Exams Malpractice In Covid-19

By Mohamed Juma Jalloh

Since Sierra Leone recorded her first Corona virus case on March 31st, this year, fear of transmission of the highly contagious and deadly virus led to shutting down of schools throughout Sierra Leone.

As Covid-19 starts to show signs of receding, government recognises the need for the resumption of some academic activities.

To that end, the re-commencement of classes hitherto banned was waived.

First West African Secondary School Certificate Examinations (WASSCE) kicked off on 11th August in the midst of COVID-19 pandemic.

It is a public examination conducted by the West African Examination Council (WAEC) for pupils in last stage of senior school education in Sierra Leone and other West African countries.

The examination is seen as a rite of passage from senior school education to tertiary level.

Despite its image crisis in recent years, WAEC is still recognised as the sole authority for pubic exams in the four West African countries.

The examining body awards certificates comparable to those of equivalent international examination authorities.

With such responsibility, the council is expected to significantly contribute to the development of quality education.

The council is expected to give the people of West Africa a vision for great potentials which lie beyond examinations.

However, over the years, threats to WAEC`s reputation and delivery of quality service are becoming increasingly worrisome.

The institution needs to redeem itself from the seemingly intractable problems of irregularities and examination malpractices.

In a pandemic period, many WASSCE candidates have failed to pay the required attention to studies.

Situation was worsened for those who had little or no access to Radio Teaching programme initiated by the Ministry of Basic and Secondary Education (MBSSE).

With over 150,000 candidates expected to face the exams, WASCCE candidates in remote commnunities such as towns and villages were virtually deprived.

Despite the increase in mobile penetration in many hard- to-reach communities, having a mobile or radio set is still a luxury.

In public examinations, it is not uncommon for children to trek several miles to access examination centres. Some roads are even inaccessible, prompting parents to make prearrangements for the pupil to have safe accommodation in larger towns with WASSCE centres.

Covid-19 restrictions and uncertainty in the date for the exams were causes that made WASSCE candidates to relax.

The candidates’ preparation for the WASSCE has been afflicted by many turbulent circumstances, thereby raising the stakes high for them to indulge in examination malpractices.

This unfortunate trend in WASSCE exams is often aided by parents who provide financial inducements to aid their children in dubious games.

Some misinformed parents go the extra-mile to ensure their children cheat the exams because facing WASSCE even by unlawful means is generally regarded as a stepping stone to immediate success.

In fairness to WAEC, it is not a profit-making institution.

The council depends on two main sources of revenue for funding its operations.

These include: government subvention and examination fees.

It is clear that the revenue accrued from these sources has considerably dwindled in recent years and WAEC is not allowed to charge economic rates for its examinations despite the country’s inflationary trend.

These funds from government, most times, do not meet WAEC in time as it comes in tranches.

The exams body, for instance, is yet to receive payments from government for the 2019 WASSCE.

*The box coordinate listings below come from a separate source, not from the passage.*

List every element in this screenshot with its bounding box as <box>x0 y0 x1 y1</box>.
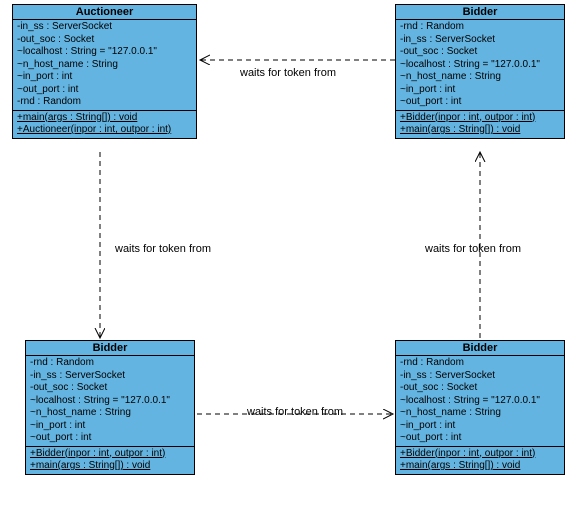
op-row: +Bidder(inpor : int, outpor : int) <box>30 448 190 461</box>
class-name: Bidder <box>26 341 194 356</box>
op-row: +main(args : String[]) : void <box>17 112 192 125</box>
class-auctioneer: Auctioneer -in_ss : ServerSocket -out_so… <box>12 4 197 139</box>
class-bidder-top-right: Bidder -rnd : Random -in_ss : ServerSock… <box>395 4 565 139</box>
attr-row: ~localhost : String = "127.0.0.1" <box>17 46 192 59</box>
class-name: Bidder <box>396 5 564 20</box>
attr-row: ~in_port : int <box>400 420 560 433</box>
attr-row: ~out_port : int <box>17 84 192 97</box>
class-attrs: -rnd : Random -in_ss : ServerSocket -out… <box>396 20 564 111</box>
op-row: +Bidder(inpor : int, outpor : int) <box>400 448 560 461</box>
attr-row: ~out_port : int <box>400 96 560 109</box>
attr-row: -out_soc : Socket <box>400 46 560 59</box>
attr-row: ~localhost : String = "127.0.0.1" <box>30 395 190 408</box>
class-ops: +Bidder(inpor : int, outpor : int) +main… <box>396 447 564 474</box>
attr-row: -in_ss : ServerSocket <box>30 370 190 383</box>
attr-row: -in_ss : ServerSocket <box>17 21 192 34</box>
attr-row: ~n_host_name : String <box>17 59 192 72</box>
edge-label-right: waits for token from <box>425 243 521 255</box>
attr-row: ~in_port : int <box>30 420 190 433</box>
class-attrs: -rnd : Random -in_ss : ServerSocket -out… <box>26 356 194 447</box>
attr-row: ~n_host_name : String <box>400 71 560 84</box>
class-ops: +Bidder(inpor : int, outpor : int) +main… <box>396 111 564 138</box>
op-row: +main(args : String[]) : void <box>400 460 560 473</box>
attr-row: ~n_host_name : String <box>400 407 560 420</box>
class-ops: +main(args : String[]) : void +Auctionee… <box>13 111 196 138</box>
edge-label-left: waits for token from <box>115 243 211 255</box>
attr-row: ~in_port : int <box>17 71 192 84</box>
attr-row: -in_ss : ServerSocket <box>400 34 560 47</box>
class-ops: +Bidder(inpor : int, outpor : int) +main… <box>26 447 194 474</box>
op-row: +main(args : String[]) : void <box>30 460 190 473</box>
attr-row: -out_soc : Socket <box>400 382 560 395</box>
attr-row: -rnd : Random <box>17 96 192 109</box>
attr-row: ~out_port : int <box>400 432 560 445</box>
op-row: +Auctioneer(inpor : int, outpor : int) <box>17 124 192 137</box>
attr-row: ~localhost : String = "127.0.0.1" <box>400 59 560 72</box>
op-row: +Bidder(inpor : int, outpor : int) <box>400 112 560 125</box>
edge-label-top: waits for token from <box>240 67 336 79</box>
attr-row: -rnd : Random <box>400 357 560 370</box>
class-attrs: -rnd : Random -in_ss : ServerSocket -out… <box>396 356 564 447</box>
attr-row: -rnd : Random <box>30 357 190 370</box>
attr-row: ~n_host_name : String <box>30 407 190 420</box>
attr-row: -rnd : Random <box>400 21 560 34</box>
class-bidder-bottom-right: Bidder -rnd : Random -in_ss : ServerSock… <box>395 340 565 475</box>
class-name: Bidder <box>396 341 564 356</box>
op-row: +main(args : String[]) : void <box>400 124 560 137</box>
class-attrs: -in_ss : ServerSocket -out_soc : Socket … <box>13 20 196 111</box>
attr-row: -out_soc : Socket <box>30 382 190 395</box>
attr-row: ~out_port : int <box>30 432 190 445</box>
attr-row: ~localhost : String = "127.0.0.1" <box>400 395 560 408</box>
attr-row: ~in_port : int <box>400 84 560 97</box>
class-name: Auctioneer <box>13 5 196 20</box>
class-bidder-bottom-left: Bidder -rnd : Random -in_ss : ServerSock… <box>25 340 195 475</box>
edge-label-bottom: waits for token from <box>247 406 343 418</box>
attr-row: -out_soc : Socket <box>17 34 192 47</box>
attr-row: -in_ss : ServerSocket <box>400 370 560 383</box>
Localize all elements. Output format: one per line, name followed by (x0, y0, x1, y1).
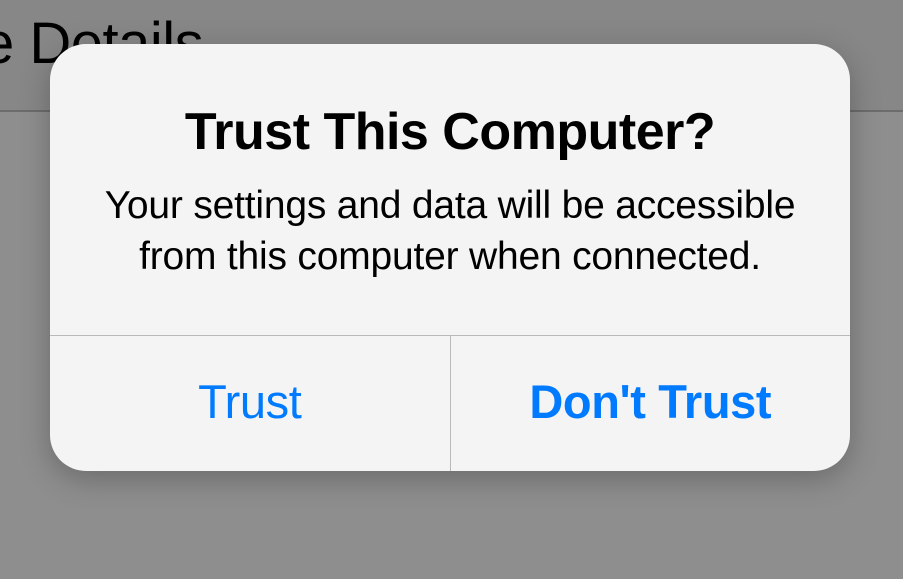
dialog-message: Your settings and data will be accessibl… (100, 180, 800, 283)
trust-computer-dialog: Trust This Computer? Your settings and d… (50, 44, 850, 471)
dont-trust-button[interactable]: Don't Trust (451, 336, 851, 471)
trust-button[interactable]: Trust (50, 336, 451, 471)
dialog-title: Trust This Computer? (100, 102, 800, 162)
dialog-button-row: Trust Don't Trust (50, 335, 850, 471)
dialog-content: Trust This Computer? Your settings and d… (50, 44, 850, 335)
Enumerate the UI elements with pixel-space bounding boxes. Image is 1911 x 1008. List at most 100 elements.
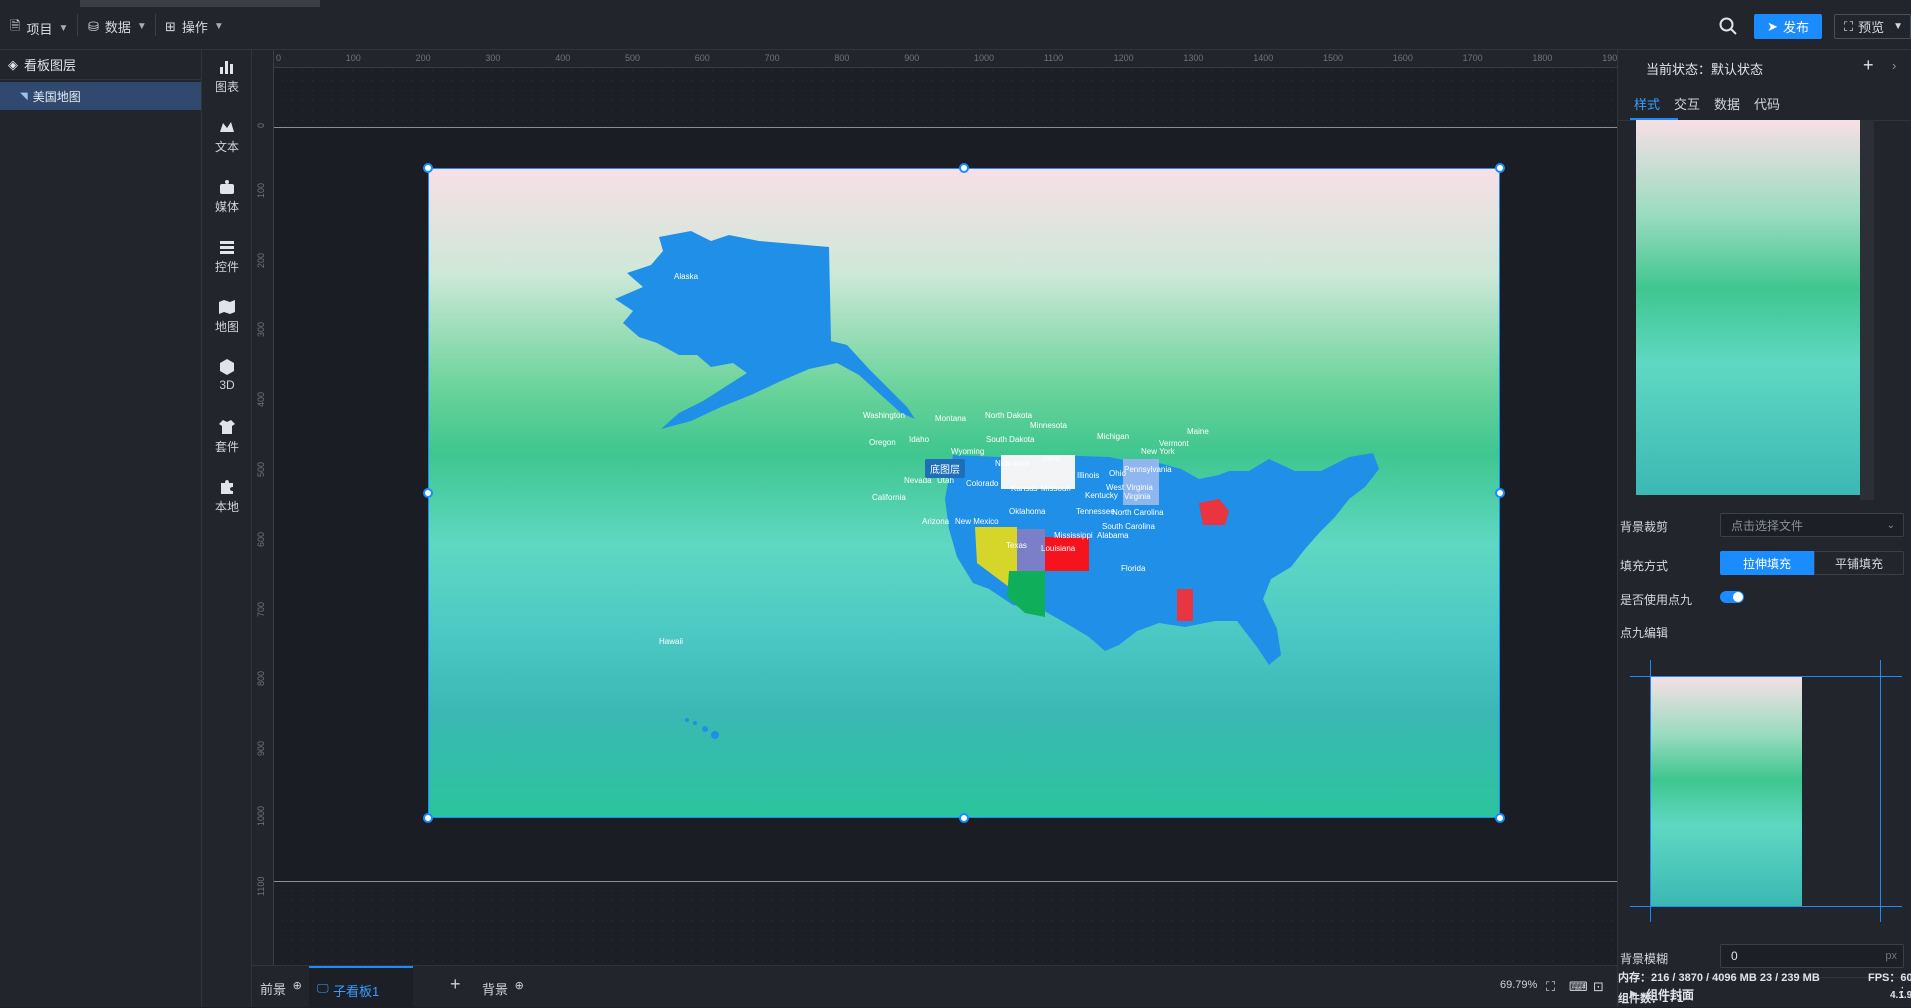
add-circle-icon[interactable]: ⊕: [293, 980, 302, 992]
tab-background[interactable]: 背景 ⊕: [482, 979, 524, 998]
fill-stretch-button[interactable]: 拉伸填充: [1720, 551, 1814, 575]
us-map-component[interactable]: Alaska Hawaii Washington Oregon Californ…: [428, 168, 1500, 818]
tool-media[interactable]: 媒体: [202, 178, 252, 215]
tool-label: 媒体: [214, 200, 239, 214]
state-label: Mississippi: [1054, 531, 1093, 540]
media-icon: [220, 180, 234, 194]
canvas-bottom-boundary: [274, 881, 1617, 882]
state-label: Minnesota: [1030, 421, 1067, 430]
state-label: South Dakota: [986, 435, 1035, 444]
tab-interaction[interactable]: 交互: [1674, 94, 1700, 113]
tool-label: 地图: [214, 320, 239, 334]
tab-code[interactable]: 代码: [1754, 94, 1780, 113]
state-label: West Virginia: [1106, 483, 1153, 492]
add-board-icon[interactable]: +: [450, 974, 461, 995]
resize-handle-bl[interactable]: [423, 813, 433, 823]
us-map-svg: [615, 231, 1379, 739]
resize-handle-br[interactable]: [1495, 813, 1505, 823]
tab-foreground[interactable]: 前景 ⊕: [260, 979, 302, 998]
tab-subboard[interactable]: 🖵 子看板1: [309, 966, 413, 1008]
subboard-label: 子看板1: [333, 984, 380, 999]
menu-data[interactable]: ⛁ 数据 ▼: [88, 17, 147, 36]
ruler-tick-label: 900: [904, 53, 920, 63]
cube-icon: [220, 359, 234, 375]
tool-label: 文本: [214, 140, 239, 154]
bg-crop-input[interactable]: 点击选择文件 ⌄: [1720, 513, 1904, 537]
state-label: Wyoming: [951, 447, 985, 456]
top-strip: [80, 0, 320, 7]
puzzle-icon: [221, 480, 233, 494]
resize-handle-r[interactable]: [1495, 488, 1505, 498]
scrollbar-track[interactable]: [1860, 120, 1874, 500]
fill-tile-button[interactable]: 平铺填充: [1814, 551, 1904, 575]
preview-button[interactable]: ⛶ 预览 ▼: [1834, 14, 1911, 39]
ruler-tick-label: 1000: [974, 53, 995, 63]
chevron-right-icon[interactable]: ›: [1892, 58, 1896, 73]
tool-chart[interactable]: 图表: [202, 58, 252, 95]
component-toolbar: 图表 文本 媒体 控件 地图 3D 套件 本地: [202, 50, 252, 1007]
background-preview[interactable]: [1636, 120, 1860, 495]
keyboard-icon[interactable]: ⌨: [1569, 979, 1588, 995]
state-colorado-shape: [1045, 537, 1089, 571]
zoom-level[interactable]: 69.79%: [1500, 979, 1537, 991]
state-label: Idaho: [909, 435, 930, 444]
state-label: Colorado: [966, 479, 999, 488]
tool-local[interactable]: 本地: [202, 478, 252, 515]
publish-button[interactable]: ➤ 发布: [1754, 14, 1822, 39]
ruler-left: 0 100 200 300 400 500 600 700 800 900 1000 1100: [252, 50, 274, 965]
fit-screen-icon[interactable]: ⛶: [1546, 979, 1555, 995]
ruler-tick-label: 800: [834, 53, 850, 63]
menu-operations[interactable]: ⊞ 操作 ▼: [165, 17, 224, 36]
state-label: New York: [1141, 447, 1175, 456]
tab-data[interactable]: 数据: [1714, 94, 1740, 113]
state-alaska-shape: [615, 231, 915, 429]
ninepatch-guide-top[interactable]: [1630, 676, 1902, 677]
state-label: North Carolina: [1112, 508, 1164, 517]
state-label: Alaska: [674, 272, 699, 281]
ruler-tick-label: 700: [256, 601, 266, 617]
tool-3d[interactable]: 3D: [202, 358, 252, 392]
resize-handle-b[interactable]: [959, 813, 969, 823]
ruler-tick-label: 500: [625, 53, 641, 63]
menu-ops-label: 操作: [181, 20, 208, 35]
tab-style[interactable]: 样式: [1634, 94, 1660, 113]
chevron-down-icon: ▼: [1893, 21, 1904, 32]
state-label: Oklahoma: [1009, 507, 1046, 516]
tool-label: 图表: [214, 80, 239, 94]
divider: [77, 14, 78, 36]
layer-item-label: 美国地图: [32, 89, 81, 104]
bg-blur-input[interactable]: 0 px: [1720, 944, 1904, 968]
ninepatch-guide-bottom[interactable]: [1630, 906, 1902, 907]
resize-handle-tr[interactable]: [1495, 163, 1505, 173]
search-icon[interactable]: [1718, 16, 1738, 36]
ruler-tick-label: 100: [345, 53, 361, 63]
layer-item-us-map[interactable]: ◥ 美国地图: [0, 82, 201, 110]
tool-map[interactable]: 地图: [202, 298, 252, 335]
resize-handle-t[interactable]: [959, 163, 969, 173]
ninepatch-toggle[interactable]: [1720, 591, 1744, 603]
tool-control[interactable]: 控件: [202, 238, 252, 275]
ninepatch-guide-left[interactable]: [1650, 660, 1651, 922]
tool-suite[interactable]: 套件: [202, 418, 252, 455]
send-icon: ➤: [1767, 18, 1778, 34]
add-state-icon[interactable]: +: [1863, 55, 1874, 76]
ninepatch-editor[interactable]: [1630, 660, 1902, 922]
text-icon: [220, 122, 234, 132]
top-toolbar: 🗎 项目 ▼ ⛁ 数据 ▼ ⊞ 操作 ▼ ➤ 发布 ⛶ 预览 ▼: [0, 0, 1911, 50]
bar-chart-icon: [220, 61, 233, 74]
terminal-icon[interactable]: ⊡: [1593, 979, 1604, 995]
bg-crop-placeholder: 点击选择文件: [1731, 518, 1804, 533]
state-label: Florida: [1121, 564, 1146, 573]
add-circle-icon[interactable]: ⊕: [515, 980, 524, 992]
resize-handle-l[interactable]: [423, 488, 433, 498]
ruler-tick-label: 400: [555, 53, 571, 63]
menu-project[interactable]: 🗎 项目 ▼: [10, 17, 68, 39]
state-label: Louisiana: [1041, 544, 1076, 553]
tool-text[interactable]: 文本: [202, 118, 252, 155]
ruler-tick-label: 0: [256, 122, 266, 128]
resize-handle-tl[interactable]: [423, 163, 433, 173]
ninepatch-guide-right[interactable]: [1880, 660, 1881, 922]
ruler-tick-label: 700: [764, 53, 780, 63]
ruler-tick-label: 300: [485, 53, 501, 63]
state-label: Texas: [1006, 541, 1027, 550]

It should be noted that the conduct of examinations involves a lot of processes which entails money to pay examiners, supervisors, invigilators, air tickets, printing and air freighting of question papers.

It goes without saying that adequate and timely funding of WAEC operations would always guarantee better performance.

For female students, overcoming WASSCE is quite challenging owing to the vulnerability of pregnancy.

Data surveyed by MBSSE in five districts in southern Sierra Leone shows that about 25-30% of girls are expected to be missing out on WASSCE as a result of pregnancy.

In ideal terms, the percentage should be scaled down to zero if promoting equal opportunities for female and male candidates is to be made in Sierra Leone.

The enactment of tough laws backed up by the recent launch of Zero-pregnancy by MBSSE for school girls; alongside the ‘Hands Off Our Girls’ campaign has not reduced teenage pregnancy.

The prevalence of the current situation implies that the policy of retention and graduation of girls in the education sector is still unattainable.

It will be a repugnant irony for a government that sees education as its mantra to see school girls dropping out of school at an alarming rate.

The recent ugly development has stifled the progress of girls in the academic environment, a situation that has puzzled the MBSSE minister.

 

“Communities should decide whether they want to see their girls as dropouts since parents and neighbours see their children in the dark and turn a blind eye,” The Minister admitted.

These problems can be factored in to Preparations regarding WASSCE which has been constrained by some logistical and resource challenges.